Members of an Assembly panel on Saturday finalized some parts of the Division of Mental Health and Developmental Services budget, but steered clear of proposals to reduce capacity at hospitals for mentally ill criminals, make counties pay for services for mentally disabled children and restructure treatment programs for children with autism.

Up for consideration was the Family Preservation Program, which pays low-income families a monthly stipend of $374 so they can keep a mentally disabled family member at home instead of more expensive institutional care.

"If these families didn't get the money, that could be the trigger point - they may have to turn them over to the state," said Health and Human Services Department Director Mike Willden.

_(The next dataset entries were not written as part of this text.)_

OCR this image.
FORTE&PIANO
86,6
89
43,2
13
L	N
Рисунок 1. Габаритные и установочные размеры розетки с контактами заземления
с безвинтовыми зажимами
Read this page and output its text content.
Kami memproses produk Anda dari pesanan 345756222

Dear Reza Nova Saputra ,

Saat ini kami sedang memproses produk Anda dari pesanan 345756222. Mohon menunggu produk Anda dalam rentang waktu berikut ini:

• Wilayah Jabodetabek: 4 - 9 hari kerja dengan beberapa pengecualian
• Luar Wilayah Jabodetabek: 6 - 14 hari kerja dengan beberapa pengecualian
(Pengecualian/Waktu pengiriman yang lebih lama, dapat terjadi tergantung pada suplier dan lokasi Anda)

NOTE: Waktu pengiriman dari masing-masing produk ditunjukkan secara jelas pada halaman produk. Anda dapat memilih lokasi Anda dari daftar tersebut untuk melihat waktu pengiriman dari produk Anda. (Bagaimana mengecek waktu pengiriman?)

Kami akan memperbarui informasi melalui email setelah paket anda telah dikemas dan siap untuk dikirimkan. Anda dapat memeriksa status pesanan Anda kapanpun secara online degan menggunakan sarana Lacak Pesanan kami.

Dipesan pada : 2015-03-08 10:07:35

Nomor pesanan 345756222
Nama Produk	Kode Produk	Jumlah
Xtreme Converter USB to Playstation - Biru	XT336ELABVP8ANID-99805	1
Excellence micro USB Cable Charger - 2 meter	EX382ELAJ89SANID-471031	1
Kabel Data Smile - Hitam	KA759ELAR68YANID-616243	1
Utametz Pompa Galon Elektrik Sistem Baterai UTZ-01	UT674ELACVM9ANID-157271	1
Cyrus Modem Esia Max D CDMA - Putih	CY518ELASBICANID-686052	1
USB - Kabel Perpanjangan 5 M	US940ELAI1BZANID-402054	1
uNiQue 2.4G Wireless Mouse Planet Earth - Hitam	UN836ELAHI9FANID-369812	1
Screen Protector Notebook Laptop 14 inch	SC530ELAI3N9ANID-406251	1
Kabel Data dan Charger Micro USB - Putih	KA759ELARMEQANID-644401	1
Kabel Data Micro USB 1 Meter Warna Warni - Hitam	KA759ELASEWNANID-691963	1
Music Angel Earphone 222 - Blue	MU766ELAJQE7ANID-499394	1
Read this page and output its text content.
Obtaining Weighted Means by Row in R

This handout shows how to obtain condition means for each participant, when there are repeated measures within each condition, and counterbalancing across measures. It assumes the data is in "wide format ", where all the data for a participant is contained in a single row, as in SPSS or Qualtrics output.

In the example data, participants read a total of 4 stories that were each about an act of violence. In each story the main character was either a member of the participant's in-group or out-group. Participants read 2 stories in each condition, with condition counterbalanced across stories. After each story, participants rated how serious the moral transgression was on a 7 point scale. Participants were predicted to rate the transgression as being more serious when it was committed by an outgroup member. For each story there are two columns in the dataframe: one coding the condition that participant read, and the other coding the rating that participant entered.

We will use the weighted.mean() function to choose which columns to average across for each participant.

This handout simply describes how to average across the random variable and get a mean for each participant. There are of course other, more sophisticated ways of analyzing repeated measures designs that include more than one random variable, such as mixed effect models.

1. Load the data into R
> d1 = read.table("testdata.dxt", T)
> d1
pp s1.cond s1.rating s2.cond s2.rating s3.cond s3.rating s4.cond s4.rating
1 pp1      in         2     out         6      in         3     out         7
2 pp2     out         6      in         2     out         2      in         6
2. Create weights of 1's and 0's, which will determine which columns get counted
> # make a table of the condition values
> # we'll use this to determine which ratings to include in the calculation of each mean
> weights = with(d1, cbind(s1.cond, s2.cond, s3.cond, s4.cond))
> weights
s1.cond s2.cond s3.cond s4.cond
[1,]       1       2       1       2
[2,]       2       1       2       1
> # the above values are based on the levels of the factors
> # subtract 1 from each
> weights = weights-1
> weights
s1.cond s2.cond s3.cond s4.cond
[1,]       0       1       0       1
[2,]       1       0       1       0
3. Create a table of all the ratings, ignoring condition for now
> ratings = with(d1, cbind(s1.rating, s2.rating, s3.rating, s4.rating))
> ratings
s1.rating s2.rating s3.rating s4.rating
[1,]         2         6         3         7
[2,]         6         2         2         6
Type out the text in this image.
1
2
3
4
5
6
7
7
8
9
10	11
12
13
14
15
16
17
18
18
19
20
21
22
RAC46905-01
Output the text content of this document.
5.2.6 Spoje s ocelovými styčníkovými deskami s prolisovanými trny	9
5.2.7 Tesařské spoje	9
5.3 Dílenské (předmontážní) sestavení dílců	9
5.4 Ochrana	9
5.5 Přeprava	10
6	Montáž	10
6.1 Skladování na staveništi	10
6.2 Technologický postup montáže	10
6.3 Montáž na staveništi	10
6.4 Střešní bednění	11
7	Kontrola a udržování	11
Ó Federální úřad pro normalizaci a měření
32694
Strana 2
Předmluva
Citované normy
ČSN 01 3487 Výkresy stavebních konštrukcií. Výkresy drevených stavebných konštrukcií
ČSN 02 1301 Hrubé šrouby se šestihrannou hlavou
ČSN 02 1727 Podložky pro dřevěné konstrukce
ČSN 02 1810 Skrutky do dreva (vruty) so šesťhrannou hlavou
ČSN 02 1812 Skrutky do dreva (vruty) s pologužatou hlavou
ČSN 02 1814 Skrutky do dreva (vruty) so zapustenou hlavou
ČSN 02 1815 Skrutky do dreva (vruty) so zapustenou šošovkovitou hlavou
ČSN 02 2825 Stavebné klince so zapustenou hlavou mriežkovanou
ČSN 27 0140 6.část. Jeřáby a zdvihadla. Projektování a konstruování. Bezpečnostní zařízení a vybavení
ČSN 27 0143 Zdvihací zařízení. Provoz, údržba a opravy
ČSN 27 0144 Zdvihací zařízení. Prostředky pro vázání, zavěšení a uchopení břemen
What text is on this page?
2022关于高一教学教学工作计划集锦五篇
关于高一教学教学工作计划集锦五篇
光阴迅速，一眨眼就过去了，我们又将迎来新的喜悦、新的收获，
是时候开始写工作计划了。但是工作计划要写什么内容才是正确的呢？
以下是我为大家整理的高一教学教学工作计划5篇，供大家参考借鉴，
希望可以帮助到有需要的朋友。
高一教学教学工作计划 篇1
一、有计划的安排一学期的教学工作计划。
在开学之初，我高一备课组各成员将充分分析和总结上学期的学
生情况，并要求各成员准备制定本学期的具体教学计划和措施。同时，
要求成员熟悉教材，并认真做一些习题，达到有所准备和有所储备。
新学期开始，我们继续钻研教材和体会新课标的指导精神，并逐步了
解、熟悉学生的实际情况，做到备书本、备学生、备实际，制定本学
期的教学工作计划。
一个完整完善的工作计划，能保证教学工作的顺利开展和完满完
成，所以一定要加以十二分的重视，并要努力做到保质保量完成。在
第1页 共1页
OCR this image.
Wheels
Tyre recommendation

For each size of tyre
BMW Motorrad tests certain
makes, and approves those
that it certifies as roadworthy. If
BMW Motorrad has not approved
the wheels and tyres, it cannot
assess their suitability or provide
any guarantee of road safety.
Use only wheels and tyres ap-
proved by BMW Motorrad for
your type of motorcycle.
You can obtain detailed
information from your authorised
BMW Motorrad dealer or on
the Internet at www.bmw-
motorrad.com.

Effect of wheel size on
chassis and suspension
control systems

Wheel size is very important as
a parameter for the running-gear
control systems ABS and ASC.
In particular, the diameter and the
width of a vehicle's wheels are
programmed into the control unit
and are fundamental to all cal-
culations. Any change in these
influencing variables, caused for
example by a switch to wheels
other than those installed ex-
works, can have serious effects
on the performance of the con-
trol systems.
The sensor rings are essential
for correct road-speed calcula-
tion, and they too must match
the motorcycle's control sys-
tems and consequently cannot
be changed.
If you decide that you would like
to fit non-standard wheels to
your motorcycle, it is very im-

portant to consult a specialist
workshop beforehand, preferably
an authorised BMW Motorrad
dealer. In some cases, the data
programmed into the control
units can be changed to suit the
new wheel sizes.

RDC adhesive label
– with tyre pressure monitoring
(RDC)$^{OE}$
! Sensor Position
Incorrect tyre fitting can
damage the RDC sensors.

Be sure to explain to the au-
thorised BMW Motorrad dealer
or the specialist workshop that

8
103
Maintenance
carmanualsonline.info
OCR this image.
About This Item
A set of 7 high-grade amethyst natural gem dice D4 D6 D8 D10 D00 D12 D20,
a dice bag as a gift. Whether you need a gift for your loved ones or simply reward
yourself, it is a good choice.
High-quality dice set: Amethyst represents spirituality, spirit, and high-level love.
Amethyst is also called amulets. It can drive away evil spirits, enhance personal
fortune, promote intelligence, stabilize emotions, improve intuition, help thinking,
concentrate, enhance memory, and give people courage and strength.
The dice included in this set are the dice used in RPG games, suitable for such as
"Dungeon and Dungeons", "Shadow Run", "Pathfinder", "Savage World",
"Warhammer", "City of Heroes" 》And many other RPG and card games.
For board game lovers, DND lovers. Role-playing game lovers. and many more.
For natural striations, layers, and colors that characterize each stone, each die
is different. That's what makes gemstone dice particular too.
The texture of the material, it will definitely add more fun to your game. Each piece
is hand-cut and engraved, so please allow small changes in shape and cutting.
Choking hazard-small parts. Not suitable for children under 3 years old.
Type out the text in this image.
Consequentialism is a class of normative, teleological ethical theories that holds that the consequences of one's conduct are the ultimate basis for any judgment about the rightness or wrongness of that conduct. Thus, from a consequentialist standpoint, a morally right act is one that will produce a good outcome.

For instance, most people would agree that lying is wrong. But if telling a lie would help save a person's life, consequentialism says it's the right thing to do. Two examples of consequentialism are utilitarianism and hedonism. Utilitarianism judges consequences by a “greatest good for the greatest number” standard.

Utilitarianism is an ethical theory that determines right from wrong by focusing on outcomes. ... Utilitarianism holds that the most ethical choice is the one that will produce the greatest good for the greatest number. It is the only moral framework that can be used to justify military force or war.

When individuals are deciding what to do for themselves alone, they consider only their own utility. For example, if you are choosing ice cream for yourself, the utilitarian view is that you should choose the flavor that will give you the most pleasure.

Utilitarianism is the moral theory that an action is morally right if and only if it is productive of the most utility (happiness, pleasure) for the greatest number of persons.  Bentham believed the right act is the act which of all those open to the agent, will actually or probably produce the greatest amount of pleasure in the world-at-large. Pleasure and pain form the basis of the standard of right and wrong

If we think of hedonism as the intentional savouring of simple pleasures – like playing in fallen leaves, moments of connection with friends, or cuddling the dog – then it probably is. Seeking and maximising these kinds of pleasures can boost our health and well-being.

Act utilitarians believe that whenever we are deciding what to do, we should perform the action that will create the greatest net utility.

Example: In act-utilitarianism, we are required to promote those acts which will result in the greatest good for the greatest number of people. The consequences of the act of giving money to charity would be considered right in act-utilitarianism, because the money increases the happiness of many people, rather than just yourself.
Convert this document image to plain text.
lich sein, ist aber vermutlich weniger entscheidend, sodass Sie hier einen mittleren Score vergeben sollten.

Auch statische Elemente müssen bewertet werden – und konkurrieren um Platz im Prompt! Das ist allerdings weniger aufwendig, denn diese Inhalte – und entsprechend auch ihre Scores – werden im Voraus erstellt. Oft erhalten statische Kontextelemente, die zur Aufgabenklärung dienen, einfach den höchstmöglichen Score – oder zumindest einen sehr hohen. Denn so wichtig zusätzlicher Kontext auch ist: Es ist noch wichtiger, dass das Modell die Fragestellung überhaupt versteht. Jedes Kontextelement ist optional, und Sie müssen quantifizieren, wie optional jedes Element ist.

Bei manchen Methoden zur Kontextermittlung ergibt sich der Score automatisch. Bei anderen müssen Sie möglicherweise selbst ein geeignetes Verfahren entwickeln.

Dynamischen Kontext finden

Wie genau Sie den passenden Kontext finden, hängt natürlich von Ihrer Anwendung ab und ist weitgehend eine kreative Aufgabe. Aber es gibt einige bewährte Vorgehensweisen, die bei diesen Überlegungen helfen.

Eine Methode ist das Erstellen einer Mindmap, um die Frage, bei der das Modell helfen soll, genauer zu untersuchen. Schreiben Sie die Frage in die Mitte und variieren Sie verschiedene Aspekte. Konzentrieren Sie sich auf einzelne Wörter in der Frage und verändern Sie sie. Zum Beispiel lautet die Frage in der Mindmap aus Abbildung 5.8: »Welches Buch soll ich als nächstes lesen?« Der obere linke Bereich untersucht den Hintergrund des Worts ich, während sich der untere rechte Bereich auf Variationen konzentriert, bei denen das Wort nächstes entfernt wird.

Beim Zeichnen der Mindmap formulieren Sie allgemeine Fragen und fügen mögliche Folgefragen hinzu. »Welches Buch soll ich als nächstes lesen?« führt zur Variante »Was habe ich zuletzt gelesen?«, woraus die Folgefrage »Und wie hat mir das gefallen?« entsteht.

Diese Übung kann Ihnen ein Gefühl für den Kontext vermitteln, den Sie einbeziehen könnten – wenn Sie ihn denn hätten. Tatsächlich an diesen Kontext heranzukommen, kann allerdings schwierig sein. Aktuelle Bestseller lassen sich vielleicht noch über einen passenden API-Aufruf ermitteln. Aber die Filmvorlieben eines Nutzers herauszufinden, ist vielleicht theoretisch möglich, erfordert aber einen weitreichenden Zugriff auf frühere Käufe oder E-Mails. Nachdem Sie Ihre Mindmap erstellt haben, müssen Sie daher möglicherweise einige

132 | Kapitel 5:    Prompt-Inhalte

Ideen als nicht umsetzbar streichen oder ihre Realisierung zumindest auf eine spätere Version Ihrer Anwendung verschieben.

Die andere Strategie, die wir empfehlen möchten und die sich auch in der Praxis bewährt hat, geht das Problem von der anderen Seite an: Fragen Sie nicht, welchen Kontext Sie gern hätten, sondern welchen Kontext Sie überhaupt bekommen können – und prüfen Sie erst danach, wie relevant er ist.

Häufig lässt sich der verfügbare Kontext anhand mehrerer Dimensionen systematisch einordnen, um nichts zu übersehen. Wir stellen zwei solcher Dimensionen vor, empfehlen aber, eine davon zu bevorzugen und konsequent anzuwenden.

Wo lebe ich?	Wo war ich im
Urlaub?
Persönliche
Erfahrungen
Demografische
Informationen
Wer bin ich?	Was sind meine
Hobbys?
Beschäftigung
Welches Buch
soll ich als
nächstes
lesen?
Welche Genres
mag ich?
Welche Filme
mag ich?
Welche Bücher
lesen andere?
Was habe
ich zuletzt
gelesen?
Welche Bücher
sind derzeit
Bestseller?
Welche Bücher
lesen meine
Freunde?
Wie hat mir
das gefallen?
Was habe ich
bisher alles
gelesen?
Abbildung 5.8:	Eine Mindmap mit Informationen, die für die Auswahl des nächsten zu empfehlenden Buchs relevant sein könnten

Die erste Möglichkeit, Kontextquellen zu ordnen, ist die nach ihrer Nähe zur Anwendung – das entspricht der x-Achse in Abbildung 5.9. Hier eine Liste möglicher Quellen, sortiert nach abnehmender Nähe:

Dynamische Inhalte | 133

The program serves 528 families, but is depending in part on revenue from a major, class-action legal settlement with large tobacco companies. An arbitrator hasn't ruled on the settlement yet, and about $1.2 million of the program's $5.4 million budget for the upcoming biennium hangs in the balance.

If the tobacco companies pay up, the Family Preservation Program wants to do away with a waitlist and add another 72 families to the program. The Assembly Ways and Means voted not to add families unless the settlement money comes through; the Senate Finance committee voted to add the wait-listed families gradually over the biennium.

Legislators will have to reconcile that discrepancy in coming weeks.

But the program is one of the minor decisions the committee faces in the mental health budget. Elephants in the room include a proposal to shift the $6 million financial responsibility for mental health courts to cash-strapped counties, laying off psychologists and social workers who serve about 1,500 Nevadans each year, and cutting dozens of beds at two psychiatric wards.

Mental health advocates have argued that the reductions to the safety net will send some of the state's most vulnerable residents to the streets, where they would be a danger to themselves and others.

The grim situation took a turn for the better earlier this week when Republican Gov. Brian Sandoval announced he wants to add $46 million back to health and human services programs.

Add-backs to the mental health division include $1.7 million for substance abuse and treatment programs and $1.25 million to keep open triage centers for mentally ill people detoxifying from alcoholism or drug addiction.

Not including add-backs, Mental Health and Developmental Services has a proposed budget of $617 million in the upcoming biennium, a 12.5 percent cut from the budget approved by the 2009 Legislature. About $400 million comes from Nevada's general fund.